After holding back tears in the waiting room for what felt like ages, I finally got into the exam room and changed. I sat there teary-eyed with smeared makeup, in my flimsy gown and sad, mismatched socks, until finally a nurse practitioner came in. She looked younger than me. It took her two seconds to diagnose the bumps.

“Yeah, I doubt this is herpes. It doesn’t look like herpes, and you’d be in a lot of pain. Do you work with children?”

“Uh, no?”

“Mostly kids get this. Looking at it, I’m pretty sure it’s molluscum contagiosum. Just leave it alone and it’ll run its course.” I was still pretty upset, and asked her what the normal reaction was after diagnosis. She told me that most people are just relieved that it’s not herpes.

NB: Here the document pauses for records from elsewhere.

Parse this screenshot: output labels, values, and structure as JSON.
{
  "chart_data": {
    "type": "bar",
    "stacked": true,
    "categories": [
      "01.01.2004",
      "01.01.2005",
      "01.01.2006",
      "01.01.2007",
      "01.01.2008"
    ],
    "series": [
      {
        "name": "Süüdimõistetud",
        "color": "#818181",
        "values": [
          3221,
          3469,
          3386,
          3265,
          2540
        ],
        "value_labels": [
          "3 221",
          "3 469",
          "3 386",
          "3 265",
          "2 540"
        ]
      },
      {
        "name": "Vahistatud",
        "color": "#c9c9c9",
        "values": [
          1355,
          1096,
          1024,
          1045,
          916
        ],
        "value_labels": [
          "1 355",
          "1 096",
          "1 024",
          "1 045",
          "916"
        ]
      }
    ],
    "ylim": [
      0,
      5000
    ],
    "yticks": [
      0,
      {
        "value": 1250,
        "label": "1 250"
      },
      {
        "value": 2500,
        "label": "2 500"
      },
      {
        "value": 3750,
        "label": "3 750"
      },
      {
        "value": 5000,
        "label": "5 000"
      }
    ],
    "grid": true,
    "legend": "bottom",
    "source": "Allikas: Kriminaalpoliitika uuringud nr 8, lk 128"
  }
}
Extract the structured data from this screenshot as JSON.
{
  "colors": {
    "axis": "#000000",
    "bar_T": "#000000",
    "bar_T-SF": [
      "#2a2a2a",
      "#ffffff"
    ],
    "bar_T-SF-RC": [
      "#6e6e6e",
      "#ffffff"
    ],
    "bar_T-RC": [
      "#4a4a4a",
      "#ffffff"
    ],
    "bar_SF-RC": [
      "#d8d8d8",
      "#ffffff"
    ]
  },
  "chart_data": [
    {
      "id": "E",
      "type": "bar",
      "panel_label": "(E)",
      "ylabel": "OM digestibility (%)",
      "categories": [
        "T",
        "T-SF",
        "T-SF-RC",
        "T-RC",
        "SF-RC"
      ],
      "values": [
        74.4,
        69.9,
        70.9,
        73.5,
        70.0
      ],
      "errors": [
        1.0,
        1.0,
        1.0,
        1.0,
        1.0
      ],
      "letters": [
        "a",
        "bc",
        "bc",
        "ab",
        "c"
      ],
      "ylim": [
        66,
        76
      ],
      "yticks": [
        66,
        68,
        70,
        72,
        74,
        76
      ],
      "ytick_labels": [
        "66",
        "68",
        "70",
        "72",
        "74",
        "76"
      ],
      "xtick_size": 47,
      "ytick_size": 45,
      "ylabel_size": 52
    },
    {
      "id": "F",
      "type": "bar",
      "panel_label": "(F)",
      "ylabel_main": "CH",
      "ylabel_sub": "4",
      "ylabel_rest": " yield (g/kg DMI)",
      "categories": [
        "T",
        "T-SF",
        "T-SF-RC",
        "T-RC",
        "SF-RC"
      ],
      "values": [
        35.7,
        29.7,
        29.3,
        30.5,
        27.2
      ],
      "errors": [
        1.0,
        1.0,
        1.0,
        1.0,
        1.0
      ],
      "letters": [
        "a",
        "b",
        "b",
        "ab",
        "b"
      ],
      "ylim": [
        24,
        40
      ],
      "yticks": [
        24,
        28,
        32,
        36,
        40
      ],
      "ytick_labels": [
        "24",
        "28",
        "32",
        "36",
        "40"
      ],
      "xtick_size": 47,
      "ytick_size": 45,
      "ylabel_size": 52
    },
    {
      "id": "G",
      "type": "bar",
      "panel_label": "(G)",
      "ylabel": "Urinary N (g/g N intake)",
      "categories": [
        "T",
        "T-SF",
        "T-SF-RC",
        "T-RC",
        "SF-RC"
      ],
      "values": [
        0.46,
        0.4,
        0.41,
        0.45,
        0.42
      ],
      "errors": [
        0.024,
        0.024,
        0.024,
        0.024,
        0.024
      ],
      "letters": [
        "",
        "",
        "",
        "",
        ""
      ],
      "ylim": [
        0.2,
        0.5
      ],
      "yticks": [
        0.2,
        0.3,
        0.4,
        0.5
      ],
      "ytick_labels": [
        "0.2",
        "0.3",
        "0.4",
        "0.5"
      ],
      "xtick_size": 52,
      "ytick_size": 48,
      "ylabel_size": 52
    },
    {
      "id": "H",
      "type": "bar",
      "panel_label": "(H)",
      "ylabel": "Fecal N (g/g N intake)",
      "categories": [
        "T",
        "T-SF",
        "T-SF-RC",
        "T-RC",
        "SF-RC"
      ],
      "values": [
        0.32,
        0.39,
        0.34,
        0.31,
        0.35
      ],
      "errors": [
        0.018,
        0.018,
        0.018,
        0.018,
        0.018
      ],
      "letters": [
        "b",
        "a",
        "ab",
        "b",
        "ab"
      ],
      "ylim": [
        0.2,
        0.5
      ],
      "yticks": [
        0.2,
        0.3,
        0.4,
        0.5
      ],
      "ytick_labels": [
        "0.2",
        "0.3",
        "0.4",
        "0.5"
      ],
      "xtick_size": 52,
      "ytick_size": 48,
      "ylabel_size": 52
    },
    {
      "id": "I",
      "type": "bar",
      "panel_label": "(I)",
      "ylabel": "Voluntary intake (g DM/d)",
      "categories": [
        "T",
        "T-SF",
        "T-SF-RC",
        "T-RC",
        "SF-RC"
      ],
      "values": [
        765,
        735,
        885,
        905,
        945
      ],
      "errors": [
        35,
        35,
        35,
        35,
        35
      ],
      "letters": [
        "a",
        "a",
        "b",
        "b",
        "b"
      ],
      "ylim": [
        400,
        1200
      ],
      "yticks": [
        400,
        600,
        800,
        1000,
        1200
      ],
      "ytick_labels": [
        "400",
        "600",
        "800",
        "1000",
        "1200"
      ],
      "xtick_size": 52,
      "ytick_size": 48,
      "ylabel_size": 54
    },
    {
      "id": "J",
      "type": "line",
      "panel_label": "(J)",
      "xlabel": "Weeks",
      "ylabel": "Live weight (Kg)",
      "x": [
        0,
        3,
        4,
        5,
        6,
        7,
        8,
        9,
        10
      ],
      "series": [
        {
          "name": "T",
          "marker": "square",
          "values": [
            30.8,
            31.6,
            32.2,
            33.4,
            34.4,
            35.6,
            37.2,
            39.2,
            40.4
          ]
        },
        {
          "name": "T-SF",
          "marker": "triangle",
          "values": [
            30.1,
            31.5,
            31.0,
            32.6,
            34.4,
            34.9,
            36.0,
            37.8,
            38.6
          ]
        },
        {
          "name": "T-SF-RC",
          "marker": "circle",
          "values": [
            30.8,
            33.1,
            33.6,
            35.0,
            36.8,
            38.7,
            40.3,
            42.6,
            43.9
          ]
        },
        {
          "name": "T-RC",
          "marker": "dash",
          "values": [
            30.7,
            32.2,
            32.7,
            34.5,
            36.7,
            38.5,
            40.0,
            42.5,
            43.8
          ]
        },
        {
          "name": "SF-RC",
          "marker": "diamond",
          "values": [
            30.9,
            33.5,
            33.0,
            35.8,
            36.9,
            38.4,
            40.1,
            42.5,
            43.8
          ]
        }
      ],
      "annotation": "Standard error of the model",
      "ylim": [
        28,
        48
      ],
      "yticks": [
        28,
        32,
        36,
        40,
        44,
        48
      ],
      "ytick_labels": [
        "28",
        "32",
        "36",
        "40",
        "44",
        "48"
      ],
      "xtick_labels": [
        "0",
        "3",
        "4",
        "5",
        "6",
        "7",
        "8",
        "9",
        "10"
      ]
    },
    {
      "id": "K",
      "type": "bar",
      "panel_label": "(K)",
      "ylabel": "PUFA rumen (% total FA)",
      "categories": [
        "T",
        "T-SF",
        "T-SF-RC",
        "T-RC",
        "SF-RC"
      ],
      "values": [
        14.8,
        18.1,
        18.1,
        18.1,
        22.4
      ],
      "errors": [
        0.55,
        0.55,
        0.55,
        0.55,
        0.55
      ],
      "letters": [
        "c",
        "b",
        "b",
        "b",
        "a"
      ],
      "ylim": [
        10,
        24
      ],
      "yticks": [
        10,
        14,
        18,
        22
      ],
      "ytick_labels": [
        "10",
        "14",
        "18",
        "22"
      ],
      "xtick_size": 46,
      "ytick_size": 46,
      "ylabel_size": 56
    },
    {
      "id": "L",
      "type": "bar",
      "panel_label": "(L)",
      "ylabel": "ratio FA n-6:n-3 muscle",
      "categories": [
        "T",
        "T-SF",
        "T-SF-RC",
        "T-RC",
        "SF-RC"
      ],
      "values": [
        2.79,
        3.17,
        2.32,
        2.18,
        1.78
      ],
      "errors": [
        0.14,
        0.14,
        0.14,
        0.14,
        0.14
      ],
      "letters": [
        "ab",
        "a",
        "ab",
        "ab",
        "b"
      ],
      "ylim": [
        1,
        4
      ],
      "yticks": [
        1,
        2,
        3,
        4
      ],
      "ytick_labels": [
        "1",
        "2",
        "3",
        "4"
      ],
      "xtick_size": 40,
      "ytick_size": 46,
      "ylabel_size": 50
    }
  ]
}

Relieved, I went back to work, but after some Googling (OK, hours), I realized that this was advice that I did not want to take. You may be surprised to learn that molluscum contagiosum is not one of the Unforgivable Curses from Harry Potter. It is a very pesky and very contagious skin infection that kids often pass around to each other and adults occasionally get from sex. You get it from skin-on-skin contact, and the sex part is basically incidental — it can appear on any part of the body — so it’s not an STI, technically, although some people classify it as such. I say this because, while at this point I was still sure that I’d contracted it from sex, I eventually discovered that likely wasn’t the source of my infection. (Which is fucked up to even have to say, because people who get STIs aren’t any “dirtier” or different from other people at all.) On the bright side, unlike herpes, once the bumps are gone, the infection is gone. However, it’s so contagious that it’s a real bitch to get entirely rid of.

The Internet, always a reputable source, says that when it originates in the genital area, it should really be treated immediately, lest it spread to places you definitely do not want it to go. For instance, mine were all on my upper vulva area, but I was worried they could begin to appear inside my vagina, where the sexually contracted version generally begins appearing. I called a dermatologist and told them that I’d been diagnosed with molluscum by my gynecologist and was told to let it run its course, but after Googling it, I’d found message boards where frustrated parents reported months of unsuccessful treatment on their kids’ “lesions.” (Gah.) One adult with MC2 (the sexually transmitted version) had been trying to get rid of hers for FOUR YEARS (!!) and had not had sex for at least two, in order not to infect her partner. Without treatment, it spread rapidly all over her body, including her eyelid. Again, I almost had a panic attack. Not only could I potentially not have sex for years, I had basically no control over potential spreading.

“Yeah, that’s because their gynecologists are telling them to do nothing and wait for it to run its course,” the dermatology receptionist said, sounding incredulous. “Come in first thing Friday.”

I saw Dr. Maryann Mikhail at Spring Street Dermatology, who you should definitely see if you happen to have a disgusting skin malady in New York because she’s awesome and answers questions — of which I had many — via email so quickly that she might be a robot.